Holey Moley has big shoes to fill as it goes to air in the place of a format that held its place for a decade – My Kitchen Rules.
Ross: “Although MKR didn’t perform as we’d hoped last year, that doesn’t take anything away from what it achieved over the preceding 10 years or the people who worked on it and the great jobs they did. It will be rested, but it is still a great format.”
Seven CEO James Warburton and Ross are very confident about the schedule they have signed off on. “We are primed for growth in Q1 and Q2,” said Ross. “I am predicting a much bigger share for Seven in Q1,” he enthused.
One thing Ross did want to emphasise, picking tested formats off the shelf isn’t an easy or cheap option. “We are looking to invest in our program schedule. The great thing about James is he has given us the freedom to commission those proven international formats.”
Ross didn’t want to single out any show as costing the most to produce: “The production values across all our series are excellent. You can’t get away with making things cheaply, when you do that they very rarely work out. All of our shows are expensive and they look it. We want the audience to recognise they are watching a great looking show.”

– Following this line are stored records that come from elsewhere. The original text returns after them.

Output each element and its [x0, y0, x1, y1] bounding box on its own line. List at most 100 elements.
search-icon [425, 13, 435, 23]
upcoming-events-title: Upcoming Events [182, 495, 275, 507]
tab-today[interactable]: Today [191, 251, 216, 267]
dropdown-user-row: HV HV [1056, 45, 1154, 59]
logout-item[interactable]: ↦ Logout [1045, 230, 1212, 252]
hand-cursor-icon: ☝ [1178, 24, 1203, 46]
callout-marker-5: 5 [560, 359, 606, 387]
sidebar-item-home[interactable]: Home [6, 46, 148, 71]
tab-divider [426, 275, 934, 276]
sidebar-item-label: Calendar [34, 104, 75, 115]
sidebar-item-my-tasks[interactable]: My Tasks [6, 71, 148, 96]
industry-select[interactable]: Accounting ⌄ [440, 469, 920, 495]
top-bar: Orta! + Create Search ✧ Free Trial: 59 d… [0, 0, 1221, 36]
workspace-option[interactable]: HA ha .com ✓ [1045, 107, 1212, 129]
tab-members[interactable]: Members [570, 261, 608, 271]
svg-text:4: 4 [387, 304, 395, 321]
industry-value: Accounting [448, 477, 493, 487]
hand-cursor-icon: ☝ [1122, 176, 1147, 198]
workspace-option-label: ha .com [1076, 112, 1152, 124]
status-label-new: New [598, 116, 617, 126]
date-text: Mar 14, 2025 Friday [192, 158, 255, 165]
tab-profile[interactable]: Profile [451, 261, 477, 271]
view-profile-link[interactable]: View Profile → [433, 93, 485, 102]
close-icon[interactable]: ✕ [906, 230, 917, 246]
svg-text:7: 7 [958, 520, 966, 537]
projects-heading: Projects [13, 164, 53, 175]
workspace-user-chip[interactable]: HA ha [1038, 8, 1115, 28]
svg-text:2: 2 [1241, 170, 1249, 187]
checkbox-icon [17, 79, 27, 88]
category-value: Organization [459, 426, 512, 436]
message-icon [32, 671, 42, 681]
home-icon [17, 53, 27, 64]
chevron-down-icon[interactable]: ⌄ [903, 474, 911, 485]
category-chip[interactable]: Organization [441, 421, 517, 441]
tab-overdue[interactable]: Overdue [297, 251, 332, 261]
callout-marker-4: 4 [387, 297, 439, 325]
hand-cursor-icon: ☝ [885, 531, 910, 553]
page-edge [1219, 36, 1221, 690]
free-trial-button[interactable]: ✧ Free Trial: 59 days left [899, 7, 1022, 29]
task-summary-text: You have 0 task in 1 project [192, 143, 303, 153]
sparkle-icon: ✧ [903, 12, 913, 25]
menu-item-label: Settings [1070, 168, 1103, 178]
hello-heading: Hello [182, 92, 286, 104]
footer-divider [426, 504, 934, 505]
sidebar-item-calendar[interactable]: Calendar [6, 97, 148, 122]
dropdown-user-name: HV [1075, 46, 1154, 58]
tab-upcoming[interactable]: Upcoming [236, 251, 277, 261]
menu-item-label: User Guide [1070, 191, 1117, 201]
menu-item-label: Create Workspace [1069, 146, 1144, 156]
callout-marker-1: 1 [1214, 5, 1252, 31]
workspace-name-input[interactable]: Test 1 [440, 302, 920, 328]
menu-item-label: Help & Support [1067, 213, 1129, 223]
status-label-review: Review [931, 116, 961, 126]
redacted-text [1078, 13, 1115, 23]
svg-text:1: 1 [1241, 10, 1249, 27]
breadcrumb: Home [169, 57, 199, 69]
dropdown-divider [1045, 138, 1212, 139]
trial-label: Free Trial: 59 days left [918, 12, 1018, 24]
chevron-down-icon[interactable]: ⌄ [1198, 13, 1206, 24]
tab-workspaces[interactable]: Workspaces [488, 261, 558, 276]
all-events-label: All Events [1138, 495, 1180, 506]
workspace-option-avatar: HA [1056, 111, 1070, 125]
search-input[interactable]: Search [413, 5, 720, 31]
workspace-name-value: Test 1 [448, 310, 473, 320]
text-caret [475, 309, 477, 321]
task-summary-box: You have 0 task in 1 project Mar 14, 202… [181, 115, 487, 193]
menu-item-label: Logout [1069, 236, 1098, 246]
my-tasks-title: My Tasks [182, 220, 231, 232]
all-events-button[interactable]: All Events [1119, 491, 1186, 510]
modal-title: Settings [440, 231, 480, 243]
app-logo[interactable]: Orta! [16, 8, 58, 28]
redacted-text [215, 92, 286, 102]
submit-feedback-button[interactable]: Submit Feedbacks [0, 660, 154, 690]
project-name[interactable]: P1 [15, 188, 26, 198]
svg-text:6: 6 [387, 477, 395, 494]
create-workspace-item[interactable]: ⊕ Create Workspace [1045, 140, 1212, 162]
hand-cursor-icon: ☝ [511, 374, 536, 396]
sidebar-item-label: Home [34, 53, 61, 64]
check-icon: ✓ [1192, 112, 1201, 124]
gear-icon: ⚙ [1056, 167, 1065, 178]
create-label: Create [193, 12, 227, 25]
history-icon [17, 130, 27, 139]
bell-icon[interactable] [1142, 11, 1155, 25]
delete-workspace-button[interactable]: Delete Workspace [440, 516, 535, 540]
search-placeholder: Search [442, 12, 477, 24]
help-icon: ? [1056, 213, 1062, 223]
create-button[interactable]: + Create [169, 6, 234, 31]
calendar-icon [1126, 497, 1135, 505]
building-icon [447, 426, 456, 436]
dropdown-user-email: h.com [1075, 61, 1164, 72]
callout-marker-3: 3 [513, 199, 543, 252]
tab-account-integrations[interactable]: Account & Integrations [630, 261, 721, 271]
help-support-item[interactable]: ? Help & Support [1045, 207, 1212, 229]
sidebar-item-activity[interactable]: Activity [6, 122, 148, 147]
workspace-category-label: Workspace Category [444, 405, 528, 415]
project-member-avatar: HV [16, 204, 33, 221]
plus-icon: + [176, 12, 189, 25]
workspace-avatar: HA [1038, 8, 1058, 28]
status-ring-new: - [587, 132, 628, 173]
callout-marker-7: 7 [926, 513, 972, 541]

Seven reminded Mediaweek again it is three from three with its new formats. “Versus our competitors this year we are going to be looking far fresher.”
If there is a single question mark about any lingering Covid impact it rests above Australia’s Got Talent. “We are hoping we can make it,” Ross said. “It will be dependent on us being able to get in the number of international acts that make that format fly.
“If a show might look like it has been impacted by Covid, whether it means we can’t have crowds or can’t get acts, we won’t make it.
“We are only going to make a show if it can be of the standard we require. In the US and the UK last year Covid impacted shows and they didn’t look great and the audience responded.”
There will be no impact on Dancing with the Stars which will be pre-recorded soon. It will feature former contestants with several new couples with judge’s scores eliminating contestants.
Seven remains confident Tokyo 2021 will happen, but Ross said even if the Olympics faced another delay, Seven has enough content to power through the year without disruption.